There is no real development in the hero character, it is maybe of historical interest, because it reflects the disdain many Japanese must have felt towards the American occupation. It is interesting, that a lot of screen time is given to a man who must have felt like a "traitor" to the Japanese viewers. He seems greedy, but very modestly so - (and comically westernized)

Kiss Kiss Bang Bang (Black, 2005) - NCC #13

A criminal-turned-actor-turned-investigator is kicked through LA with a dead body and a complicated story on his hand.

Storywise it is a little bit like Chinatown meets comedy. There are some extremely funny scenes in there, but unfortunately the "crime" story is a little bit too twisted, going back and forth and meandering all over the place (and crashing into the 4th wall at least 10 times). I got confused at times, and I wasn't even drunk. But still quite enjoyable.

The pee joke is quite funny, but the geography of the bathroom didn't quite work. It looks awkward when he turns. The russian roulette is funny. Miss Monaghan is radiantly beautiful and quite funny. All the actors were pretty good, but maybe they should have made it longer so one has time to digest the story inbetween all the funny remarks.

Album: Trust - Low (2002)

Very quiet, strong on repetitions rather dark mood.

Two really beautiful songs are "Snowstorm" and "Conversation with myself" (great buildup in the last one)

Sometimes just a tad little bit too repetitive.

True Grit (Coen, 2010) - OscBPN 2010

A girl hires a headhunter to track down the killer of her father.

A very enjoyable film with many beautiful shots. How did they come up with the sequence where he carries her at home through the night? (Goethe :) ). As always  there is an interesting interplay between humor and violence. Things can turn brutal very fast, and when they do they are ugly and gory.

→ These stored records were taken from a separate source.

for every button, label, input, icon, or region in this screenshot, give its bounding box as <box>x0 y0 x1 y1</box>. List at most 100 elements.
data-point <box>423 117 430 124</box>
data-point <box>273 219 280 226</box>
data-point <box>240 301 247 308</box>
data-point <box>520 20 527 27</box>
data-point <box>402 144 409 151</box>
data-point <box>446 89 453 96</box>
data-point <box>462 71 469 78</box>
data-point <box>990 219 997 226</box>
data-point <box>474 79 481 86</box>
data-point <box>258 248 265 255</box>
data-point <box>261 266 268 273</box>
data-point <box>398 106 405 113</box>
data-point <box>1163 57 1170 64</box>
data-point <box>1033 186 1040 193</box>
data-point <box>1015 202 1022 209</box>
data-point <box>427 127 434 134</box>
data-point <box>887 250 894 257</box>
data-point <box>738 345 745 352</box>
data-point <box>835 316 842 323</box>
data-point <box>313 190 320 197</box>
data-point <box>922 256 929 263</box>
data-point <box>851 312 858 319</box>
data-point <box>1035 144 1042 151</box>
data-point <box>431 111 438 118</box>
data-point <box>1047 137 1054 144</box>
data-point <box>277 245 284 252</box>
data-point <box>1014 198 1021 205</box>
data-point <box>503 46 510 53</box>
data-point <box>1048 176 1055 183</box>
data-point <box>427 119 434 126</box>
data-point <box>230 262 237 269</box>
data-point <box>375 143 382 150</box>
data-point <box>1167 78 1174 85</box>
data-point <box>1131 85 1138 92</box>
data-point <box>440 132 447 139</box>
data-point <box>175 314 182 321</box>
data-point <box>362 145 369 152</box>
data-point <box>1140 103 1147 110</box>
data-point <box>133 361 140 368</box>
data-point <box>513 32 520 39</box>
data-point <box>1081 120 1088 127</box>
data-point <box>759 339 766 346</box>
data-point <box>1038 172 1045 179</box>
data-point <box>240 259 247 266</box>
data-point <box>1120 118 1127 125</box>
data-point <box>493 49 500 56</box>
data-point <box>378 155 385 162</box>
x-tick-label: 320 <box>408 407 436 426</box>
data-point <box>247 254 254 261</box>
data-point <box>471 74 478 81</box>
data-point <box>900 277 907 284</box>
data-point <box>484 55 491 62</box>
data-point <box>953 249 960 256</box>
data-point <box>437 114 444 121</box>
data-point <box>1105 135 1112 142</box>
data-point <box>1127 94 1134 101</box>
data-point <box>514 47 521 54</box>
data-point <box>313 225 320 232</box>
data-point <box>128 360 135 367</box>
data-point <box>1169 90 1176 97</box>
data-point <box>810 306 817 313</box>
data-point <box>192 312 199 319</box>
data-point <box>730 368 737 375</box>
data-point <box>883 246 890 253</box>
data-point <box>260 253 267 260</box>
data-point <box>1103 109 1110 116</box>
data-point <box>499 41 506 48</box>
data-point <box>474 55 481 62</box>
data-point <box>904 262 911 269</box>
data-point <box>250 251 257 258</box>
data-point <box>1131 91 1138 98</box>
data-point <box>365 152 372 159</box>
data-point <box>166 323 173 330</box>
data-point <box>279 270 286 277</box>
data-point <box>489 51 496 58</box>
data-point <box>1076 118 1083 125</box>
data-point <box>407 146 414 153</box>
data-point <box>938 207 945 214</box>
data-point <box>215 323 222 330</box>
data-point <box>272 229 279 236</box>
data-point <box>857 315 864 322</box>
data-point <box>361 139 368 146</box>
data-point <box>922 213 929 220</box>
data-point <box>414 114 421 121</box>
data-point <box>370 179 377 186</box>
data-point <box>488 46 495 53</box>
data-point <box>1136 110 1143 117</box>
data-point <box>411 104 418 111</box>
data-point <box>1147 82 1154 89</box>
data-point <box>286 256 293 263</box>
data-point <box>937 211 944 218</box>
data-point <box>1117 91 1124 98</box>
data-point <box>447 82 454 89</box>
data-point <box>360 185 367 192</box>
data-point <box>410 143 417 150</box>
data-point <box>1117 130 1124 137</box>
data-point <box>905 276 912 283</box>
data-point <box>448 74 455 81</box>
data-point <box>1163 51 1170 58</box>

Most interesting scenes were the ones in the hut, where Bridges starts to convince one of the guys to work together with him.

Interesting to study: How the girl gets her way in different ways. (At the merchants office, etc)

Synecdoche, New York (Kaufman, 2008) - CC #96

A theatre director comes to terms with reality and his own dream of love and life.

This film in my opinion was terribly truthful and at the same time terribly pretentious, especially in the beginning. The problem was, that it was solidly anchored in reality which progressively faded into this surreal universe where emotions and reality became a watcher-being-watched manifestation. Some episodes were really hard to penetrate, which is sad, because there were also some fantastically interesting moments.

As a viewer I tried hard to root for Hoffmann's character, but I always failed. Maybe that is what Kaufman wanted, but I guess I'll have to ask him that myself.

The shot with the Zeppelin was amazing!